I noticed this morning that some entrepreneurial soul did a quick rewrite of the _CShims package target in swift-foundation into Rust. I was really impressed by how this PR was handled - thanks for being kind, it reflects well on the ecosystem.
This PR got me thinking, though: is there a goal to rewrite these lower-level dependencies into Swift? It looks like it's primarily being used for UUID generation and some lower-level string comparison functions.
More importantly, UUIDv4 (which Foundation and that implementation generate) is not necessarily the best things to use in all cases.

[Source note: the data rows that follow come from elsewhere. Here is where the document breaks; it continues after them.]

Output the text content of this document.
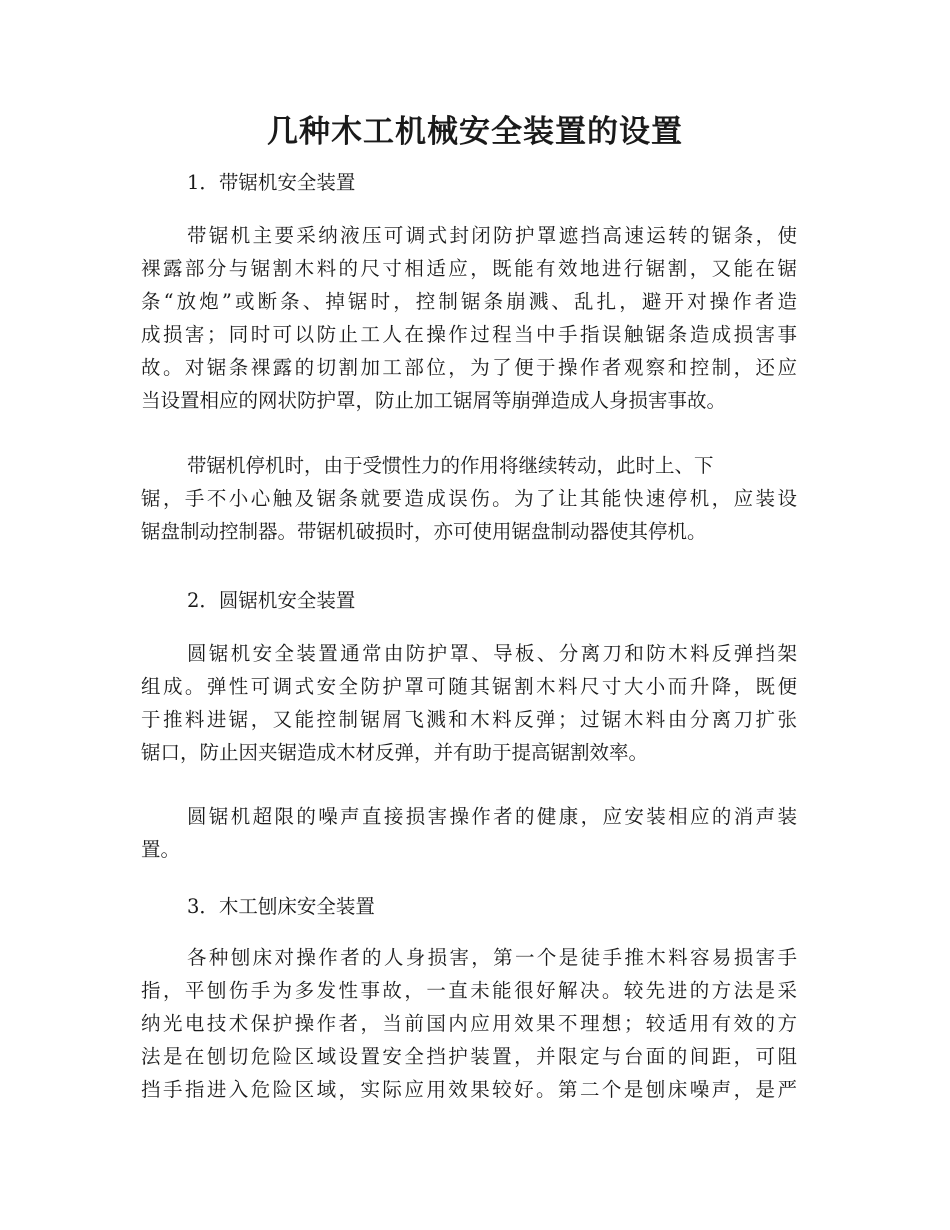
几种木工机械安全装置的设置

1．带锯机安全装置

带锯机主要采纳液压可调式封闭防护罩遮挡高速运转的锯条，使
裸露部分与锯割木料的尺寸相适应，既能有效地进行锯割，又能在锯
条“放炮”或断条、掉锯时，控制锯条崩溅、乱扎，避开对操作者造
成损害；同时可以防止工人在操作过程当中手指误触锯条造成损害事
故。对锯条裸露的切割加工部位，为了便于操作者观察和控制，还应
当设置相应的网状防护罩，防止加工锯屑等崩弹造成人身损害事故。
带锯机停机时，由于受惯性力的作用将继续转动，此时上、下
锯，手不小心触及锯条就要造成误伤。为了让其能快速停机，应装设
锯盘制动控制器。带锯机破损时，亦可使用锯盘制动器使其停机。

2．圆锯机安全装置

圆锯机安全装置通常由防护罩、导板、分离刀和防木料反弹挡架
组成。弹性可调式安全防护罩可随其锯割木料尺寸大小而升降，既便
于推料进锯，又能控制锯屑飞溅和木料反弹；过锯木料由分离刀扩张
锯口，防止因夹锯造成木材反弹，并有助于提高锯割效率。
圆锯机超限的噪声直接损害操作者的健康，应安装相应的消声装
置。

3．木工刨床安全装置

各种刨床对操作者的人身损害，第一个是徒手推木料容易损害手
指，平刨伤手为多发性事故，一直未能很好解决。较先进的方法是采
纳光电技术保护操作者，当前国内应用效果不理想；较适用有效的方
法是在刨切危险区域设置安全挡护装置，并限定与台面的间距，可阻
挡手指进入危险区域，实际应用效果较好。第二个是刨床噪声，是严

The new UUID v6/7/8 incorporate a temporal component, which means they have greater locality and are much friendlier for databases. They also allow the use of arrays (with lookup via binary search and very easy filtering of items within a given time range) rather than dictionaries, which can be much more space efficient. Many (most?) large-scale distributed systems these days generate IDs which incorporate both temporal and spatial uniqueness (such as Firebase push IDs).
I think a modern UUID API would provide both, as well as more parsing and formatting options.
More broadly, the most important reason for replacing C implementations is functional - in addition to the features listed above, only a Swift implementation can allow users to provide their own RandomNumberGenerator to be used in ID generation, or allow users to parse UUIDs from generic StringProtocols (i.e. including substrings).
The current set of functionality is just far too basic and needs a comprehensive rethink.
I do agree that other versions of UUID are very important, especially for the server ecosystem. Right now the focus on swift-foundation is to implement all the APIs in Swift that are set out in the README.
Afterwards, swift-foundation does user an evolution process to pitch new APIs. Not saying that variants of UUIDs are getting accepted but personally I would love to see a pitch for them. However, we do still have a couple of important types missing and a bunch of unknowns ahead of us.
The current set of functionality is just far too basic and needs a comprehensive rethink.
Yes, but modifying UUID in this way requires an evolution pitch. I'm only trying to reduce/remove the C shims from this project so that the implementation is all in Swift (and consistent with what is already there). This will hopefully make proposals like yours easier to implement if/when they're accepted.
Foundation’s backwards-compatibility constraints are even stronger than Swift’s. Imagine someone using a UUID in a path on a case-sensitive filesystem.